An economist with Labour and Economic Research Institute of Zimbabwe (LEDRIZ), Prosper Chitambara said that the stability of banks was threatened by a number of factors that were averse to transparency and accountability.

“While profitability in the banking sector remains strong, stability has been weakened by high levels of non-performing loans…This has exerted pressure on the banks’ balance sheets with adverse effects on their lending operations. The reduction in total core capital is largely attributed to loan loss provisions and subdued earnings performance by some banking institutions,” he said.

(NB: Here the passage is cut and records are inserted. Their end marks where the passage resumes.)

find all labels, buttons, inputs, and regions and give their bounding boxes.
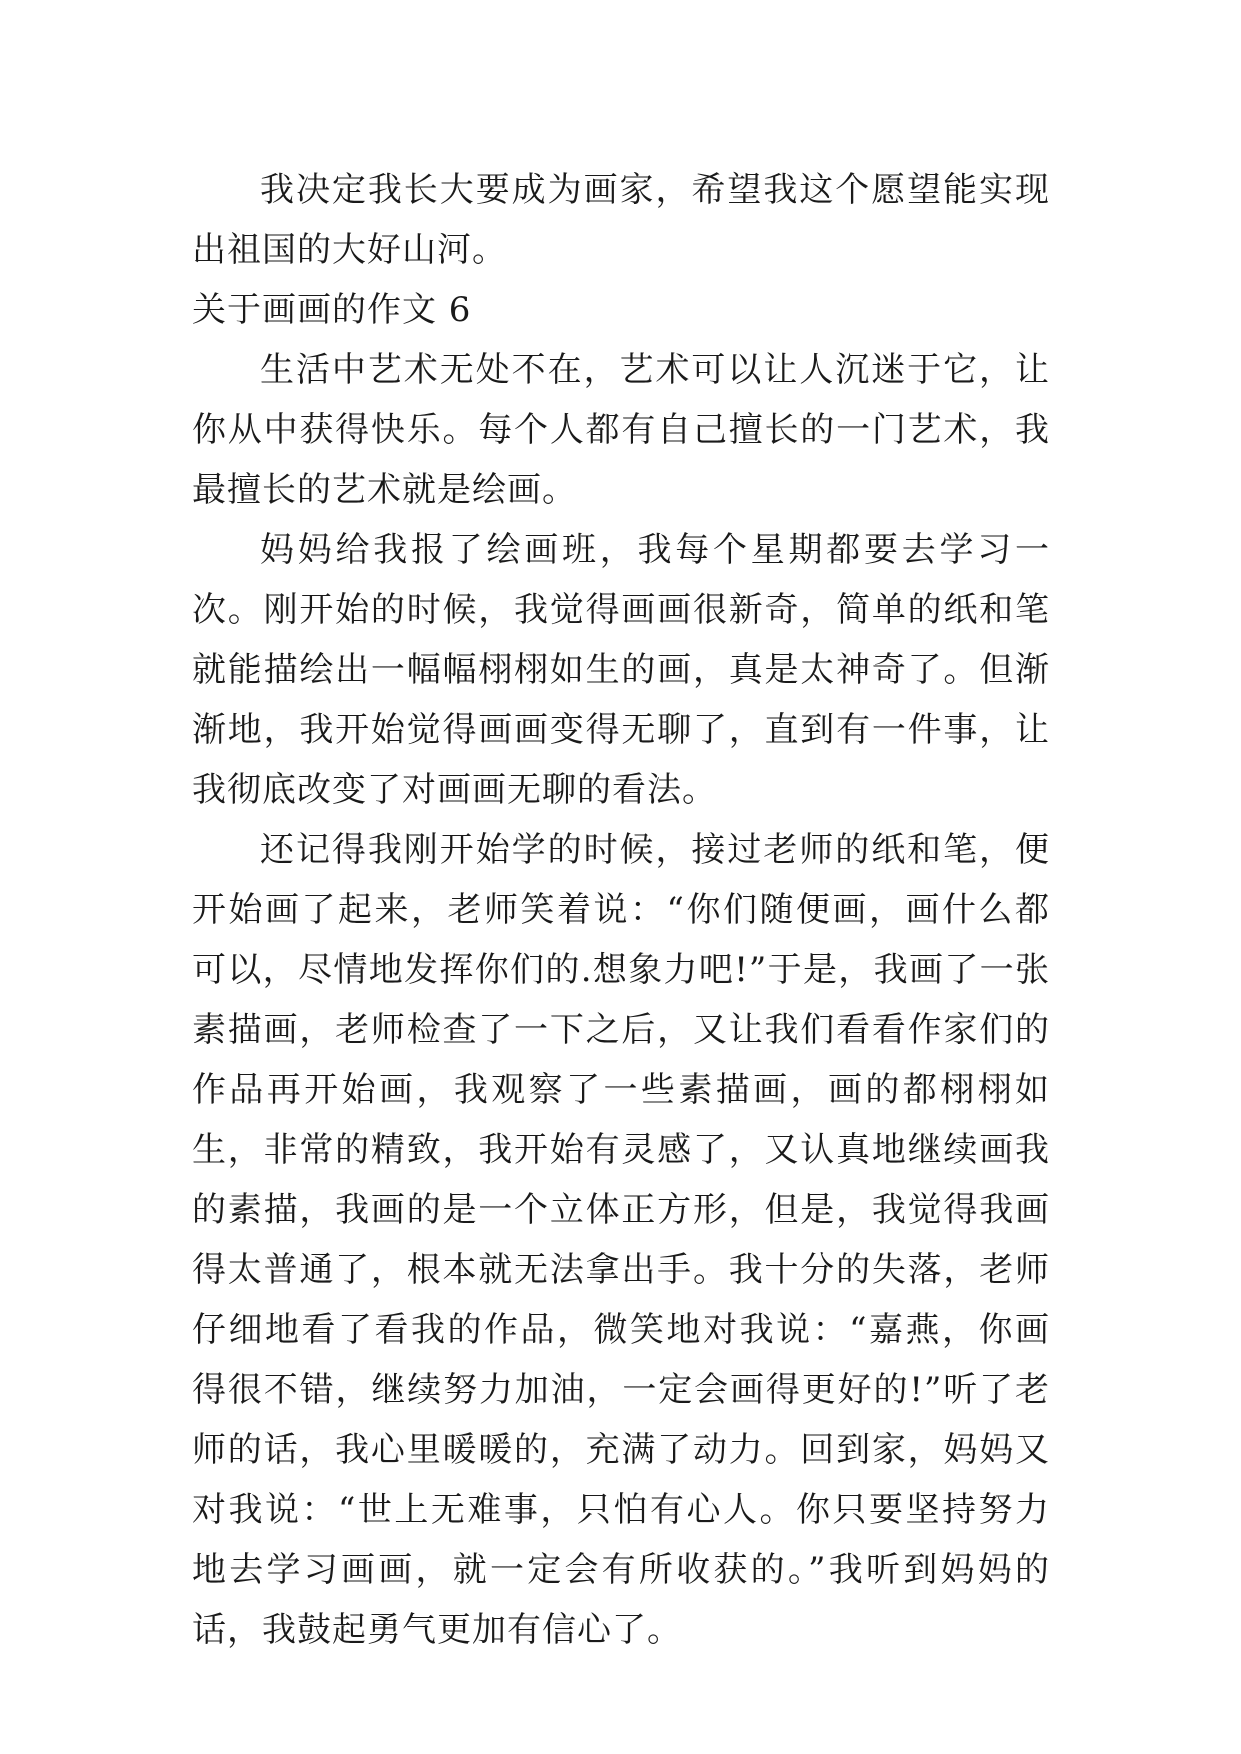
section-title: 关于画画的作文 6 (192, 290, 472, 330)
intro-paragraph: 我决定我长大要成为画家，希望我这个愿望能实现出祖国的大好山河。 (192, 170, 1050, 270)
paragraph-3: 还记得我刚开始学的时候，接过老师的纸和笔，便开始画了起来，老师笑着说：“你们随便画，画什么都可以，尽情地发挥你们的.想象力吧!”于是，我画了一张素描画，老师检查了一下之后，又让我们看看作家们的作品再开始画，我观察了一些素描画，画的都栩栩如生，非常的精致，我开始有灵感了，又认真地继续画我的素描，我画的是一个立体正方形，但是，我觉得我画得太普通了，根本就无法拿出手。我十分的失落，老师仔细地看了看我的作品，微笑地对我说：“嘉燕，你画得很不错，继续努力加油，一定会画得更好的!”听了老师的话，我心里暖暖的，充满了动力。回到家，妈妈又对我说：“世上无难事，只怕有心人。你只要坚持努力地去学习画画，就一定会有所收获的。”我听到妈妈的话，我鼓起勇气更加有信心了。 (192, 830, 1050, 1650)
paragraph-2: 妈妈给我报了绘画班，我每个星期都要去学习一次。刚开始的时候，我觉得画画很新奇，简单的纸和笔就能描绘出一幅幅栩栩如生的画，真是太神奇了。但渐渐地，我开始觉得画画变得无聊了，直到有一件事，让我彻底改变了对画画无聊的看法。 (192, 530, 1050, 810)
paragraph-1: 生活中艺术无处不在，艺术可以让人沉迷于它，让你从中获得快乐。每个人都有自己擅长的一门艺术，我最擅长的艺术就是绘画。 (192, 350, 1050, 510)
document-page (192, 160, 1050, 1660)
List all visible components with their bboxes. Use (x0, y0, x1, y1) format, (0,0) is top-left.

“The factors accounting for high levels of non-performing loans (NPLs) include poor corporate governance; inadequate disclosure and lack of transparency; critical gaps in regulatory framework and regulations; inadequate supervision and enforcement, weaknesses within the Reserve Bank of Zimbabwe (RBZ) and weaknesses in the micro and macro environment.”

Chitambara said the high cost of doing business in Zimbabwe has affected the cost of banking, thereby discouraging people from depositing money into the banking sector. Another challenge was to do with corporate governance issues.

“The world over, financial crises are a product of severe corporate governance failure in the banking sector. In most cases, the boards of several financial institutions were found to have been unable to either monitor risk management systems and executives’ salaries or guard against conflicts of interest,” he said.

He called for the application of strict fit-and-proper rules for directors and controlling shareholders, underpinned by periodic board evaluations as well as implementation of stricter related party lending regulations.

Chitambara observed that banks’ executive remuneration should be linked to performance and risk exposure and make bonuses contingent on long term sustainable outcomes.

“To improve transparency and accountability, the Zimbabwean banking sector should introduce a financial stability oversight council. This helps create collective accountability for identifying roles and responding to emerging threats to financial stability,” he said.

Bankers’ Association of Zimbabwe president, Sam Malaba admitted that the banking sector has had its fair share of corporate governance deficiencies, which have resulted in bank failures.

He said that the eight indigenous banks, which closed, failed due to corporate governance malpractices.

Malaba decried shareholders and senior management of banks who abused their positions using depositors’ funds for personal gains as insider loans without collateral security.

“Some examples of unethical practices include abuse of associate companies and or related parties to enable banks to venture into non-banking activities and to channel depositors’ funds to non-regulated entities such as asset management or investment companies,” he said.

Despite the challenges, Malaba said the banking sector has implemented significant reform measures that have addressed banking sector vulnerability and confidence. He said the success of the reforms hinged on cooperation, engagement and collaborative effort between the central bank and banks.

Phineas Kadenge, chairman and senior lecturer in the department of economics at the University of Zimbabwe, said there was need to come up with stress tests to determine capital strength of financial institutions so as to avoid banks going under in times of shocks and improve their stability.